Un calvaire nocturne qui perdure
Les habitants des quartiers de Las Cuevas et des environs de la route TF-21 à La Orotava, sur l’île de Tenerife, en ont assez des courses de voitures illégales qui se déroulent près du mirador de Humboldt. Les bruits, les explosions de moteur et les accélérations intempestives en pleine nuit, particulièrement les week-ends, ont commencé fin 2024. Après une accalmie en avril 2025, le phénomène a repris de plus belle il y a trois mois, selon les membres de la plateforme citoyenne “Humboldt”.
Des mesures jugées insuffisantes
Ce collectif de riverains, dont certains résident rue Taoro, juste au-dessus de la TF-21 où ont lieu ces rodéos sauvages, dénonce l’inefficacité des mesures mises en place pour réduire la vitesse. Ils réclament des dos-d’âne, des passages piétons, des feux tricolores ou des radars-tronçons pour éradiquer définitivement le problème. “La présence policière seule ne suffit pas, car une fois qu’ils partent, les courses reprennent”, préviennent les personnes affectées. Ils expliquent que l’année dernière, la Guardia Civil répondait bien à leurs appels, mais que désormais, cette dernière estime que le dossier relève de la compétence de la police municipale.
Un jeu de ping-pong administratif
Les riverains contestent cette position, arguant que la TF-21 est une route insulaire, donc sous la responsabilité du Cabildo (conseil insulaire) de Tenerife, et par extension, de la Guardia Civil. “Ils se renvoient la balle les uns aux autres et rien ne se règle”, déplore un membre de la plateforme dont la maison est très proche de la route. Pour sa famille, les nuisances sont graves : ces courses réveillent et effraient son enfant, et provoquent même des crises d’anxiété chez sa compagne. “Tous les week-ends, nous savons à quoi nous attendre”, lance-t-il, résigné.

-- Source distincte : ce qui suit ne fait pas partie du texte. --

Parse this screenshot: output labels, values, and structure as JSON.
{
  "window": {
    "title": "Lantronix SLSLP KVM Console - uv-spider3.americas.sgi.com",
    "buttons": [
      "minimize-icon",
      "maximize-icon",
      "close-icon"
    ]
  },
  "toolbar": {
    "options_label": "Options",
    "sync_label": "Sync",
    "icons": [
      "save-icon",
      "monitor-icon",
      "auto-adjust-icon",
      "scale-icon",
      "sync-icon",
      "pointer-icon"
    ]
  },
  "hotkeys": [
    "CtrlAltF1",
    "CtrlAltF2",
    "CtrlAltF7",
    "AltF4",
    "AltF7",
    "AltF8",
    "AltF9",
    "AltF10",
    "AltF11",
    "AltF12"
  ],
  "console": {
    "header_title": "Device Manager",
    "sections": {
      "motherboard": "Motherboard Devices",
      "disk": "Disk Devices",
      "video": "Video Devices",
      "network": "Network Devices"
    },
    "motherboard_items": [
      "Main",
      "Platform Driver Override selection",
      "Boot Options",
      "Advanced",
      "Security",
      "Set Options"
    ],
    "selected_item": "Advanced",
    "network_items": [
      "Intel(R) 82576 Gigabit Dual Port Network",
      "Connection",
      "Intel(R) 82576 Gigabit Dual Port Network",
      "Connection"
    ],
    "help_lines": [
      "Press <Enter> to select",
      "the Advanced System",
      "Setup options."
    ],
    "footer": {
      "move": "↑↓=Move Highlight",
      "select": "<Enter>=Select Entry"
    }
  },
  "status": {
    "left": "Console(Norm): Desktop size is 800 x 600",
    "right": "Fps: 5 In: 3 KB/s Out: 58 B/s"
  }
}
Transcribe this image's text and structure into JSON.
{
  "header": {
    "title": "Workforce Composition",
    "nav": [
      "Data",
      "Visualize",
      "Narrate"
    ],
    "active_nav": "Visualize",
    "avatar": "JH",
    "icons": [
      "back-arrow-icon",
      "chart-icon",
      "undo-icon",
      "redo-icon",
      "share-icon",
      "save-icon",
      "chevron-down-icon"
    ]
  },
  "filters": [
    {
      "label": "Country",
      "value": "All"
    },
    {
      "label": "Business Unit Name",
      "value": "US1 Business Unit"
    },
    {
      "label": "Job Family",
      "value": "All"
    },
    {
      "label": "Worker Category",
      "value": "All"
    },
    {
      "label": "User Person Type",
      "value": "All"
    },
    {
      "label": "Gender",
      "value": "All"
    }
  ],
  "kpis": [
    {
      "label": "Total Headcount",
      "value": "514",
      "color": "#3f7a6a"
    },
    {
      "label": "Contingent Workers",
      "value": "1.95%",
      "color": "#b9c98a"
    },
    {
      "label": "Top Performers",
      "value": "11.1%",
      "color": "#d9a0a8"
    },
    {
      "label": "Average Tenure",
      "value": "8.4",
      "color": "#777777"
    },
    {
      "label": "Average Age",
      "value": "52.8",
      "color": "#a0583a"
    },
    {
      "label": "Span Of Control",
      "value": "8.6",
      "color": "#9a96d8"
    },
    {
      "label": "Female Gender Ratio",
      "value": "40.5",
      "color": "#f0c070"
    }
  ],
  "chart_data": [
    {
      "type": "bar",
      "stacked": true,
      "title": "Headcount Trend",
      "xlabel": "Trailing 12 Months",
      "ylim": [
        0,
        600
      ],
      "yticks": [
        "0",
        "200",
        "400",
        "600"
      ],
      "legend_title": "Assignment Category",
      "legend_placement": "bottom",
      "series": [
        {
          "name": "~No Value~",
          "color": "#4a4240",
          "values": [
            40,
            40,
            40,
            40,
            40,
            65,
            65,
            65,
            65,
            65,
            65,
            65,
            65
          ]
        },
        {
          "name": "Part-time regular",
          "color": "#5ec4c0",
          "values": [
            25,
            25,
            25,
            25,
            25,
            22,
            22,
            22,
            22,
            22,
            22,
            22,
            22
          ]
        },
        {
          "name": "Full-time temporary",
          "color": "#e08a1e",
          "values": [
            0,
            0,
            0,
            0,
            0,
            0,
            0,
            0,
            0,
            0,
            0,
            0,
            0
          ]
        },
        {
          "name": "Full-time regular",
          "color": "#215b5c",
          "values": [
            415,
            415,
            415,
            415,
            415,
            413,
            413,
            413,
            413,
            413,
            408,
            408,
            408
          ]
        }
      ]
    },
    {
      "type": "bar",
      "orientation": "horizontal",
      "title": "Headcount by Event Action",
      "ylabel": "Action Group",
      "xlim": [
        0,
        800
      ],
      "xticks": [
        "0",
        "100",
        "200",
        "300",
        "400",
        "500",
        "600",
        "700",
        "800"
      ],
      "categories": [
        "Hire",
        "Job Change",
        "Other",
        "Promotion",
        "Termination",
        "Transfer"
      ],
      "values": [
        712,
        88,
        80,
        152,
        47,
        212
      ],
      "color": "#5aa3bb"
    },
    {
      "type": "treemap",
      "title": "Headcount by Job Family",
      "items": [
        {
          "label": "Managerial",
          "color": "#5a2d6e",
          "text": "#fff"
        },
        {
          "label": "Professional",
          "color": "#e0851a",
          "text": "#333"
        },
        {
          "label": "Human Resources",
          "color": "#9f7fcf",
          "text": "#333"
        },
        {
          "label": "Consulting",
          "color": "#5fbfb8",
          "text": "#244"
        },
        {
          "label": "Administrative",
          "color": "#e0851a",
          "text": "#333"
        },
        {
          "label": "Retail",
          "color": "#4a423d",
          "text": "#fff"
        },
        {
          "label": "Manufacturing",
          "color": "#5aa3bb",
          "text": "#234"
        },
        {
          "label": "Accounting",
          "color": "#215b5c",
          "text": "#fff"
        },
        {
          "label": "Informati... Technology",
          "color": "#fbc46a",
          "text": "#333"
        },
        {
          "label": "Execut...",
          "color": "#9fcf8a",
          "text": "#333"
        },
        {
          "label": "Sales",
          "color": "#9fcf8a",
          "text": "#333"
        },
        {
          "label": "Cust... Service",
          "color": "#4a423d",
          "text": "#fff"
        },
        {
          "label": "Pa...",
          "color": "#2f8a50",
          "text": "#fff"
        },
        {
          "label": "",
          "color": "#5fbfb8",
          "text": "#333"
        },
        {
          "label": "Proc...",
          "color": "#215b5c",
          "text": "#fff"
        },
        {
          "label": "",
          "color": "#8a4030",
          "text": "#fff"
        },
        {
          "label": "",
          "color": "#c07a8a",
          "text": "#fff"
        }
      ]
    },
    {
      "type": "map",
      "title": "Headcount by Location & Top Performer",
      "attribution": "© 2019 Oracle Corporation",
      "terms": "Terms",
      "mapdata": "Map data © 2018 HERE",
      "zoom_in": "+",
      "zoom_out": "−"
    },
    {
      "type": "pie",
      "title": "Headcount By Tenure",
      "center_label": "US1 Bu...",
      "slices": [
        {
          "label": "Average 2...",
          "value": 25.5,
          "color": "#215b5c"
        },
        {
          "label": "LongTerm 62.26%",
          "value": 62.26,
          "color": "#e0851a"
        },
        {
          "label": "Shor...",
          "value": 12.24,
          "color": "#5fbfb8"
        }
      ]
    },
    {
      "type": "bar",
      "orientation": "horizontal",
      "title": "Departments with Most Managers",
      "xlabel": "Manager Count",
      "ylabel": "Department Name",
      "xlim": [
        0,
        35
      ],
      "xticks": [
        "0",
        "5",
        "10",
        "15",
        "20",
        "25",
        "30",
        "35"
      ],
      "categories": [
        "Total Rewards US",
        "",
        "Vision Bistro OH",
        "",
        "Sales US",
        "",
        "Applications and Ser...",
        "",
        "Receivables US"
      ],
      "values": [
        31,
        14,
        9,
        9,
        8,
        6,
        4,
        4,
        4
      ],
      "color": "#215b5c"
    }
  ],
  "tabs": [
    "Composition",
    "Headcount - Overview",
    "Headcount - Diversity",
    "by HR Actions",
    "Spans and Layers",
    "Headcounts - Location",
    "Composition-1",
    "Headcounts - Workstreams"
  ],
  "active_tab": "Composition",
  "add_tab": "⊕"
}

Le scénario type d’une nuit de courses
Le calvaire suit un schéma bien rodé. “Dans la journée, déjà, certains véhicules font des détonations ou des accélérations brusques. C’est la même chose à la tombée de la nuit. Puis, vers 22h30, six ou sept voitures commencent à se rassembler sur l’aire de stationnement du Mirador de Humboldt et les courses débutent”, raconte un habitant. Les participants profitent de la baisse du trafic pour utiliser comme ligne de départ un ralentisseur installé l’année dernière près de la pharmacie de Las Cuevas, suite justement aux plaintes des riverains. “C’est là qu’ils prennent le départ, et souvent ils finissent par remonter ma rue”, précise-t-il. Les organisateurs utiliseraient même un système d’alerte avec des lampes torches pour fuir en sécurité.
Une route qui “invite à courir”
Dans les vidéos fournies par les riverains, on entend distinctement les vivats et les cris d’encouragement, tandis que les phares des voitures serpentent sur une route qui, selon la plateforme, “invite à la course. Il n’y a pas une seule ligne continue sur toute la chaussée”. Face à cette situation, le conseiller municipal à l’Aménagement de la mairie de La Orotava, Narciso Pérez, reconnaît que les courses ont désormais lieu “en dehors de la zone urbaine. Les mesures que nous avons adoptées ont déplacé les coureurs vers le mirador de Humboldt. Cette section relève de la compétence de la Guardia Civil”. Un constat qui n’apporte aucune solution aux riverains, toujours en quête de nuits paisibles.